Citrus and fruit—notable notes: Study data revealed that for 41% of women in the study, half or more of their “ever enjoyed” and “favorite” scents were citrusy and/or fruity. The new grouping of data that revealed this finding used a combination of the citrus and fruity families on The Fragrance Wheel and the citrus/fruity subcategory of the following families: dry woods, floral, floral oriental, mossy woods, oriental, soft floral, woods and woody oriental.
Concentration of Preference in Four Major Fragrance Categories
While the four major classifications of floral, oriental, fresh and woods are commonly recognized in the fragrance industry, from a strictly olfactory standpoint they represent distinctions that are crude relative to the 14 families of The Fragrance Wheel. Despite this qualification, readers familiar with the categories may be interested in how the preferences of study participants distribute across floral, oriental, woods and fresh (F-5).

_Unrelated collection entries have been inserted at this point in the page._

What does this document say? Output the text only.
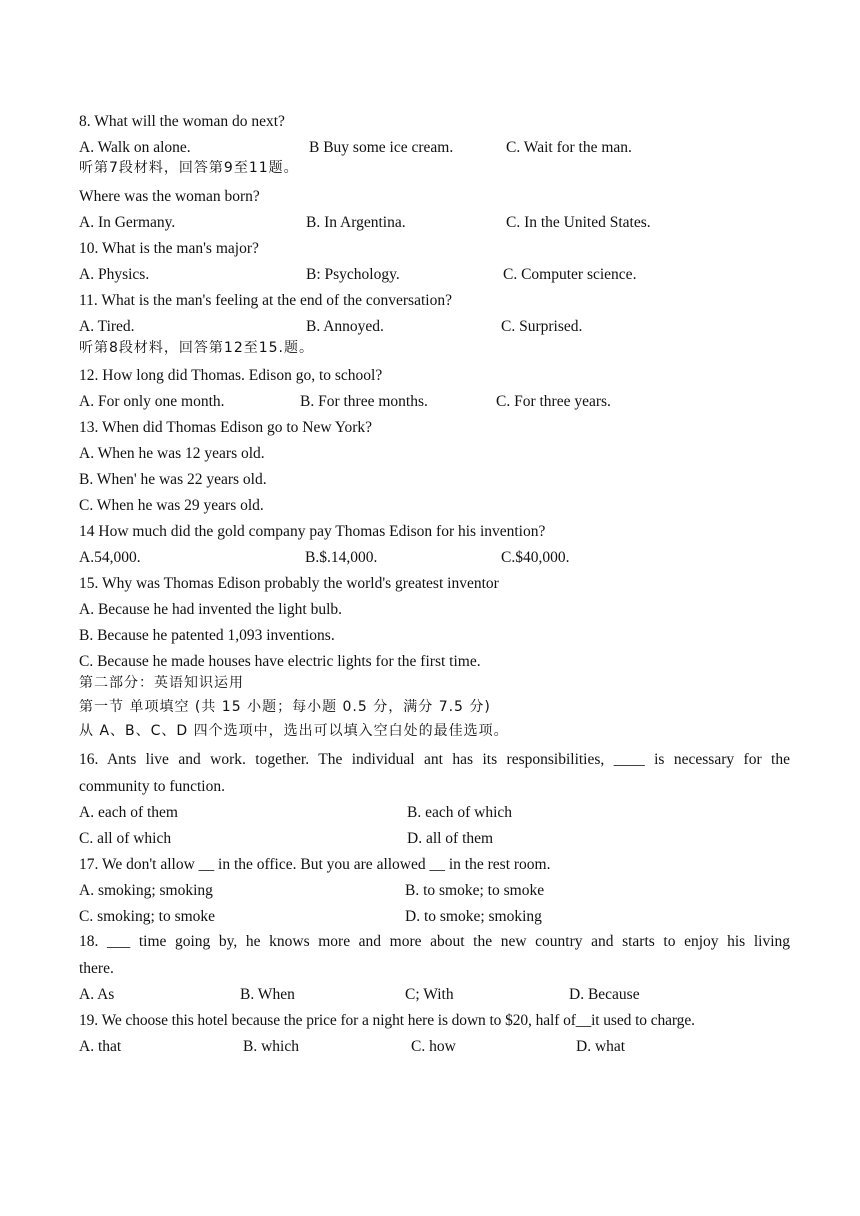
8. What will the woman do next?
A. Walk on alone.	B Buy some ice cream.	C. Wait for the man.
听第7段材料，回答第9至11题。
Where was the woman born?
A. In Germany.	B. In Argentina.	C. In the United States.
10. What is the man's major?
A. Physics.	B: Psychology.	C. Computer science.
11. What is the man's feeling at the end of the conversation?
A. Tired.	B. Annoyed.	C. Surprised.
听第8段材料，回答第12至15.题。
12. How long did Thomas. Edison go, to school?
A. For only one month.	B. For three months.	C. For three years.
13. When did Thomas Edison go to New York?
A. When he was 12 years old.
B. When' he was 22 years old.
C. When he was 29 years old.
14 How much did the gold company pay Thomas Edison for his invention?
A.54,000.	B.$.14,000.	C.$40,000.
15. Why was Thomas Edison probably the world's greatest inventor
A. Because he had invented the light bulb.
B. Because he patented 1,093 inventions.
C. Because he made houses have electric lights for the first time.
第二部分：英语知识运用
第一节 单项填空 (共 15 小题；每小题 0.5 分，满分 7.5 分)
从 A、B、C、D 四个选项中，选出可以填入空白处的最佳选项。
16. Ants live and work. together. The individual ant has its responsibilities, ____ is necessary for the
community to function.
A. each of them	B. each of which
C. all of which	D. all of them
17. We don't allow __ in the office. But you are allowed __ in the rest room.
A. smoking; smoking	B. to smoke; to smoke
C. smoking; to smoke	D. to smoke; smoking
18. ___ time going by, he knows more and more about the new country and starts to enjoy his living
there.
A. As	B. When	C; With	D. Because
19. We choose this hotel because the price for a night here is down to $20, half of__it used to charge.
A. that	B. which	C. how	D. what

Eighty-six percent of women naming three or more “ever enjoyed”/“favorite” scents showed half or more of their fragrances concentrated in at least one major category. Floral was the most popular category at 54%, followed by oriental at 46%, woods at 5% and fresh at 3%. One quarter of women with major category preferences (half or more “ever enjoyed”/“favorite” scents in any major category) had their preferences evenly split between two major categories. The correspondence of Michael Edwards’ 14 fragrance families to the four categories—floral, oriental, woods and fresh—is displayed in T-2.